- JAKARTA – Bagi Aceh, khususnya wilayah pantai utara, keberadaan Fakultas Kedokteran bukan sekadar menghadirkan ruang kuliah baru.
- Ruslan Daud atau yang akrab disapa HRD, kembali menyerahkan usulan permohonan dukungan dan fasilitasi pembangunan Gedung Fakultas Kedokteran Universitas Al Muslim (Umuslim) Bireuen kepada Menteri Pekerjaan Umum, Doddy Hanggodo.
- Hal itu disampaikan HRD kepada wartawan seiring dimulainya tahapan pembahasan anggaran tahun 2027 sekaligus menindaklanjuti pertemuan sebelumnya dengan Menteri PU pada 20 Februari 2026.
JAKARTA – Bagi Aceh, khususnya wilayah pantai utara, keberadaan Fakultas Kedokteran bukan sekadar menghadirkan ruang kuliah baru. Di baliknya tersimpan harapan lahirnya tenaga medis yang akan memperkuat pelayanan kesehatan masyarakat di daerah. Kamis, 25 Juni 2026
Atas dasar itu, Anggota Komisi V DPR RI Fraksi PKB, H. Ruslan Daud atau yang akrab disapa HRD, kembali menyerahkan usulan permohonan dukungan dan fasilitasi pembangunan Gedung Fakultas Kedokteran Universitas Al Muslim (Umuslim) Bireuen kepada Menteri Pekerjaan Umum, Doddy Hanggodo. Usulan ini diajukan agar dapat dimasukkan dalam Program Prioritas Direktorat Jenderal Prasarana Strategis Tahun Anggaran 2027.
Hal itu disampaikan HRD kepada wartawan seiring dimulainya tahapan pembahasan anggaran tahun 2027 sekaligus menindaklanjuti pertemuan sebelumnya dengan Menteri PU pada 20 Februari 2026.
Menurut HRD, Universitas Al Muslim merupakan perguruan tinggi swasta terbesar di Kabupaten Bireuen yang memiliki peran strategis dalam pengembangan sumber daya manusia. Saat ini, kampus ini mengelola Fakultas Kedokteran pertama dan satu-satunya di Bireuen, yang keberadaannya sangat dibutuhkan untuk menjawab kekurangan tenaga dokter di wilayah Aceh dan sekitarnya.

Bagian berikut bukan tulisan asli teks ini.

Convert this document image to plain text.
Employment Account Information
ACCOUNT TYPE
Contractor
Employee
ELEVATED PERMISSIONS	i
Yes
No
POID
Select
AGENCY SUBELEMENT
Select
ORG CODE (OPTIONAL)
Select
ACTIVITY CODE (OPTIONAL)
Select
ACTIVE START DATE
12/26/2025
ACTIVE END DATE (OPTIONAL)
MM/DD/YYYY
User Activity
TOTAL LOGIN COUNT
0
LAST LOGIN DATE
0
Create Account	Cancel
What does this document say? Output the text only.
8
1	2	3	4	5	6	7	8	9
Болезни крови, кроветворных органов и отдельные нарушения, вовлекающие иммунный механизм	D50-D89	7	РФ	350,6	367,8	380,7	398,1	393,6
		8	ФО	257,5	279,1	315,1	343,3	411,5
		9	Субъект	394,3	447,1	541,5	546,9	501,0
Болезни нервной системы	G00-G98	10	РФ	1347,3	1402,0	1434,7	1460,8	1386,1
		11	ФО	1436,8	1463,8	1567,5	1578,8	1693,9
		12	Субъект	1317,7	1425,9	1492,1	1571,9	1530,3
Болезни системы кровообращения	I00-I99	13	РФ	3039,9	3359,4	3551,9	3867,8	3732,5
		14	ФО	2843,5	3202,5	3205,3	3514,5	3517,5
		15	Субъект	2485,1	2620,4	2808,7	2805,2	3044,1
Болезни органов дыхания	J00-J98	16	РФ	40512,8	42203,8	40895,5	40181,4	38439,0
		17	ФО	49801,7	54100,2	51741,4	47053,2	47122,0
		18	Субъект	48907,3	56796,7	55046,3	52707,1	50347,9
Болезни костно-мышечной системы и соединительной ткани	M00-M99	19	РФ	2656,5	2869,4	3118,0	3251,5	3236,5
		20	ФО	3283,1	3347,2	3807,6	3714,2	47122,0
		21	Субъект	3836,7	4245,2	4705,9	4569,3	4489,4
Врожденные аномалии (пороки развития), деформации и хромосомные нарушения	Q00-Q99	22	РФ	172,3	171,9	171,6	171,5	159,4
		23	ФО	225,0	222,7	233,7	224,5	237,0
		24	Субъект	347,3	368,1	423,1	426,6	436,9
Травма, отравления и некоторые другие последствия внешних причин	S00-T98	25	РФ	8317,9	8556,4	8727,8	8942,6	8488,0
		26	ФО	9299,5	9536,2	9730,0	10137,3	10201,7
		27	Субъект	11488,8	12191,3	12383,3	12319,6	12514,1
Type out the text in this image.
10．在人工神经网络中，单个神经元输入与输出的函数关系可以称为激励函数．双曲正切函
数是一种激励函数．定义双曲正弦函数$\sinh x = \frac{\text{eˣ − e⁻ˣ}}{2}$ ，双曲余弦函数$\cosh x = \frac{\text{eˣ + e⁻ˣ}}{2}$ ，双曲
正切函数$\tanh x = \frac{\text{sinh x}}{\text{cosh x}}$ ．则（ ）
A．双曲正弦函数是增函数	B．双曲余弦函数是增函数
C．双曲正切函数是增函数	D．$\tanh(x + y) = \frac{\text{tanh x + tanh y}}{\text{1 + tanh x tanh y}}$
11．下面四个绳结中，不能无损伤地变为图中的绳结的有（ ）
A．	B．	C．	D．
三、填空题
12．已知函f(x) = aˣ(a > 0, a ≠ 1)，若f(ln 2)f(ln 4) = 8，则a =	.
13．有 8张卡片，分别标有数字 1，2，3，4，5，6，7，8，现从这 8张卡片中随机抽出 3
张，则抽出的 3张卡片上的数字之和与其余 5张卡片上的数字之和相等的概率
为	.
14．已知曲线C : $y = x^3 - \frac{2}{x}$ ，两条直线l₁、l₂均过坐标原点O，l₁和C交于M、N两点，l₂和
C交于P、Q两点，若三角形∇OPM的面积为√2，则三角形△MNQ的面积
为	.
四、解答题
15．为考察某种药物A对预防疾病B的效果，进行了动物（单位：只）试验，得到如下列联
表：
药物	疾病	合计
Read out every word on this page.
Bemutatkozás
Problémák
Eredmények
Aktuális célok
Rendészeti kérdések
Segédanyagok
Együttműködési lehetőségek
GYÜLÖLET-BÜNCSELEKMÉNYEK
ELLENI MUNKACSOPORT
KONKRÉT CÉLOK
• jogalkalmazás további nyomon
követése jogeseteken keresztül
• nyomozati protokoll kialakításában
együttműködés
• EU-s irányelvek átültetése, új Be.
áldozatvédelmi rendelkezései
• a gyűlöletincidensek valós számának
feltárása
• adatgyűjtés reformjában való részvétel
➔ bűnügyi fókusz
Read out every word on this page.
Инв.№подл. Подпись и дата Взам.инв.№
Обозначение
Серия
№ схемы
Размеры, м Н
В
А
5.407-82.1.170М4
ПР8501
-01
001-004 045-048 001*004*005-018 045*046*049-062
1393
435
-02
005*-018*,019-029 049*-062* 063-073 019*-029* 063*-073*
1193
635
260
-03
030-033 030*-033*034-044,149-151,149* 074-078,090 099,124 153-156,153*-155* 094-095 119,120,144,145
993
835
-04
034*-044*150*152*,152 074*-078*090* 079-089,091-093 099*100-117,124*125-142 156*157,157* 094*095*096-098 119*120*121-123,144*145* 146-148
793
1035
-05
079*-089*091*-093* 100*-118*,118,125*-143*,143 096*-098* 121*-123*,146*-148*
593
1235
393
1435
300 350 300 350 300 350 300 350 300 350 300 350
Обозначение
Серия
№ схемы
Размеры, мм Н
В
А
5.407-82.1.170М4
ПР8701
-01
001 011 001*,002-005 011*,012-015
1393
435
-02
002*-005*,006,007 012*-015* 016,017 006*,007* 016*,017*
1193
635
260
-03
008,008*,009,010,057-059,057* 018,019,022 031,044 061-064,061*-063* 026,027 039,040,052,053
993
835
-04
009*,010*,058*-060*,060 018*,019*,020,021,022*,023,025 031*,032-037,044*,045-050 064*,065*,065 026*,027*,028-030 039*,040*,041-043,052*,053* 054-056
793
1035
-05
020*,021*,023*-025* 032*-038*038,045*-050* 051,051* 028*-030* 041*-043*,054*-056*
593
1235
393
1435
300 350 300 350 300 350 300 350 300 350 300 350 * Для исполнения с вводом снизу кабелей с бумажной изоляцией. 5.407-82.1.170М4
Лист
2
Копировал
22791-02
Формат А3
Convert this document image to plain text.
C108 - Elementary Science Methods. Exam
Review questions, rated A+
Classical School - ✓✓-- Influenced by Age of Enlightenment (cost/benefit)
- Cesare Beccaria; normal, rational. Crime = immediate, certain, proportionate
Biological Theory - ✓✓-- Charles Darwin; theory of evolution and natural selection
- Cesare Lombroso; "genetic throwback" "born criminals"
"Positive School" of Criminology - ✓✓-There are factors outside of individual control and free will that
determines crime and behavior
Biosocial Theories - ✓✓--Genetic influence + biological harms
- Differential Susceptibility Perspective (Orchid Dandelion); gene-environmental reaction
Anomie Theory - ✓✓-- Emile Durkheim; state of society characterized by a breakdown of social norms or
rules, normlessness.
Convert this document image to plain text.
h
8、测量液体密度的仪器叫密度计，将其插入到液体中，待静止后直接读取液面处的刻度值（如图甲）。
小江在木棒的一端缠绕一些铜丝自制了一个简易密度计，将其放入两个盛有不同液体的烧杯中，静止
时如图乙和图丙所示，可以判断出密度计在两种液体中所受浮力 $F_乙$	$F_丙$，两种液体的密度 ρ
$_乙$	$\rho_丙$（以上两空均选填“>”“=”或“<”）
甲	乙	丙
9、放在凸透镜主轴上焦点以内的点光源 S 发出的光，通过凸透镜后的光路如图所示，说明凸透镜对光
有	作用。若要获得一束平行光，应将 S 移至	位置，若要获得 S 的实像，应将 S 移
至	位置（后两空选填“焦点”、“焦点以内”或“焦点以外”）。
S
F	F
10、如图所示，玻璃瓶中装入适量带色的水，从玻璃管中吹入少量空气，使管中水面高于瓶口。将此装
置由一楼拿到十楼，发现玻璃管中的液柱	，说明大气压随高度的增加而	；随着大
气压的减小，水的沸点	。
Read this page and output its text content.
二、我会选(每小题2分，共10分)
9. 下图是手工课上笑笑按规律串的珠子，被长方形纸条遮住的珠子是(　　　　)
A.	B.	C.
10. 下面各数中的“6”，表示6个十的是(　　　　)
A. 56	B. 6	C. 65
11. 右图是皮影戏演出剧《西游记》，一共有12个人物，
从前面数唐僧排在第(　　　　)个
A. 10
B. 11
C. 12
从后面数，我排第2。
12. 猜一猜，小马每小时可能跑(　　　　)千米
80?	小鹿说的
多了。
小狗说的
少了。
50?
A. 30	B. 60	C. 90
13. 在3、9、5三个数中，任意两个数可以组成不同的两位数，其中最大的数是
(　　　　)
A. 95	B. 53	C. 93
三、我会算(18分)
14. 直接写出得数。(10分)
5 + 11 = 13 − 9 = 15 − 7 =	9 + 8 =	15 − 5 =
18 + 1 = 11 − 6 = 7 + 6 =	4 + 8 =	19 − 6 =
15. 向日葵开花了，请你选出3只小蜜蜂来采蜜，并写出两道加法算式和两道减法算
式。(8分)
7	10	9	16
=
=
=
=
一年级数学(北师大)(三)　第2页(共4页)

Ia menjelaskan, dokumen perencanaan atau Detail Engineering Design (DED) beserta dokumen lingkungan sudah lengkap, sehingga secara teknis pembangunan dapat segera dilaksanakan. Lokasi pembangunan pun telah disurvei oleh Satuan Kerja Pelaksanaan Strategis Aceh dan dinilai layak untuk ditindaklanjuti.
“Pembangunan gedung FK Umuslim sangat mendesak guna memenuhi standar sarana dan prasarana pendidikan kedokteran, baik untuk kegiatan akademik, laboratorium, maupun penunjang praktik medis,” terang HRD.
Keberadaan gedung yang layak nantinya akan meningkatkan mutu pendidikan, memperkuat akreditasi, serta berdampak langsung pada kualitas pelayanan kesehatan masyarakat. Langkah ini juga sejalan dengan upaya pemerataan akses pendidikan dan kesehatan, terutama di luar Pulau Jawa.
“Sebagai wakil rakyat dari Daerah Pemilihan Aceh II, saya memandang pembangunan ini sebagai kebutuhan strategis dan prioritas, sehingga layak mendapatkan dukungan Pemerintah Pusat,” tegasnya.
HRD terus mengawal aspirasi ini sesuai tugasnya sebagai perwakilan rakyat, guna mewujudkan fasilitas pendidikan yang memadai demi masa depan kesehatan masyarakat Aceh.